Was du aber vielleicht noch nicht erkannt hast, Sven… Es geht hier um ihre körperlichen Bedürfnisse. Nicht um ihre emotionalen Bedürfnisse. Ich hab die Sendung zwar nicht gehört, aber ich denke nicht, dass es darum geht, ihn zu ersetzen. Nur um das Stillen der körperlichen Bedürfnisse. Also Sex ohne Gefühle. Auch so was gibt es und das ist okay so. Die einzige Frage ist also: Kann sie das offen mit ihrem Mann klären und stellt er es ihr frei, ihre körperlichen Bedürfnisse zu stillen, die er ja nicht mehr stillen KANN(!!!)? Hängt ja nicht damit zusammen, dass einer der beiden es nicht will. Es geht ja de facto nicht mehr! Von daher denke ich schon, dass ihr Wunsch legitim ist, ihre Bedürfnisse anderweitig zu stillen.
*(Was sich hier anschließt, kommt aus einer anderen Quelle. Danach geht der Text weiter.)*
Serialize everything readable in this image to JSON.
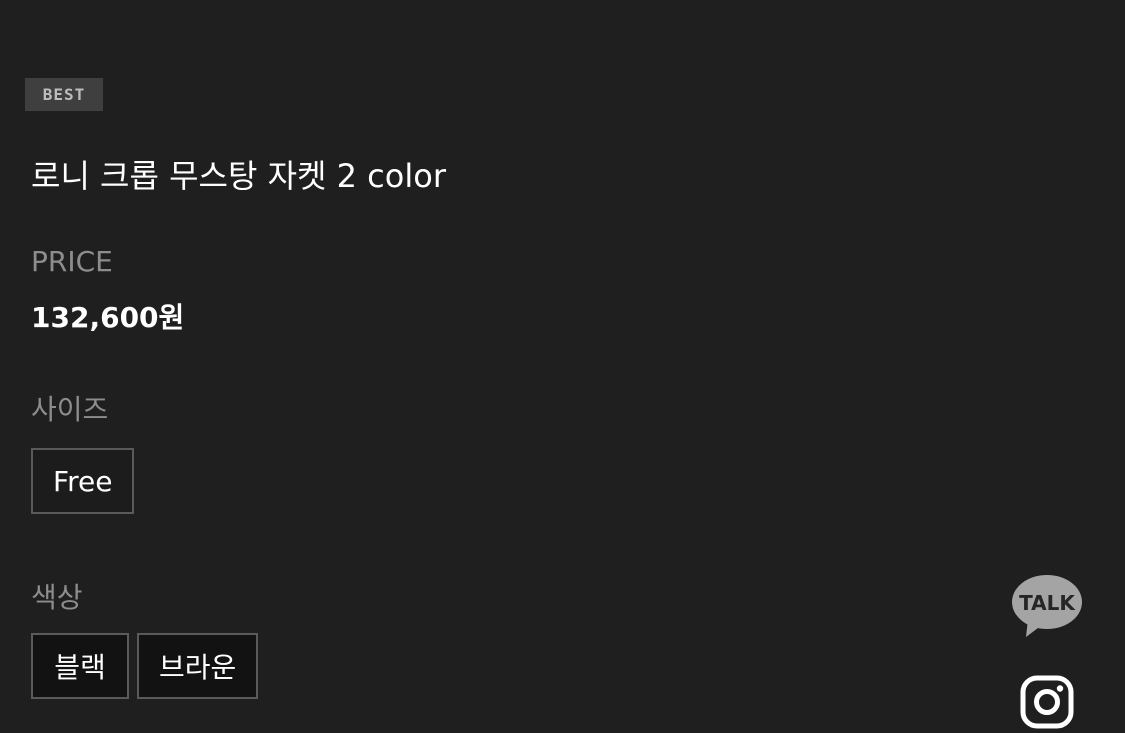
{
  "badge": {
    "label": "BEST"
  },
  "product": {
    "title": "로니 크롭 무스탕 자켓 2 color",
    "price_label": "PRICE",
    "price_value": "132,600원"
  },
  "options": {
    "size": {
      "label": "사이즈",
      "values": [
        "Free"
      ]
    },
    "color": {
      "label": "색상",
      "values": [
        "블랙",
        "브라운"
      ]
    }
  },
  "floating": {
    "talk_label": "TALK",
    "talk_icon": "kakao-talk-icon",
    "instagram_icon": "instagram-icon"
  },
  "colors": {
    "background": "#1f1f1f",
    "badge_bg": "#3f3f3f",
    "muted_text": "#8d8d8d",
    "button_border": "#5a5a5a",
    "talk_bubble": "#a4a4a4"
  }
}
Wenn er allerdings partout dagegen ist, macht er es ihr schwer. Und das ist nicht damit zu entschuldigen, dass er mit keiner Schuld leben müsste, weil seine Lebenserwartung begrenzt ist. Also ich hoffe jedenfalls für die Frau, dass sie das mit ihrem Mann zugunsten ihrer Bedürfnisse klären kann.
Ja… das ist alles nicht nur schwarz und weiß. So oft spielt sich alles in den Grautönen ab. Und das ist definitiv so ein Fall, wenn man das mal konservativ betrachtet.
livsglaedjen sagte:
!
blackeyedphoenix sagte:
Ich schaue es ja auch fast jeden Abend. Auch ich muss bei einigen Anrufern schmunzeln, aber im Wesentlichen gebe ich dir recht.
livsglaedjen sagte:
Natürlich schmunzelt man manchmal. Das Stottern gestern fand ich höchst anstrengend. Ich hab mir auch gedacht „Genau richtig für ne Radiosendung.“ Aber eben auch „Was ne mutige Frau!“. Selbstverständlich frage ich mich auch bei vielen Leuten wann sie endlich zum Punkt kommen, oder wieso sie überhaupt anrufen… und natürlich gibt es auch echte Vollidioten… Aber in so Fällen verstehe ich die Reaktionen einfach nicht… will sie nicht verstehen.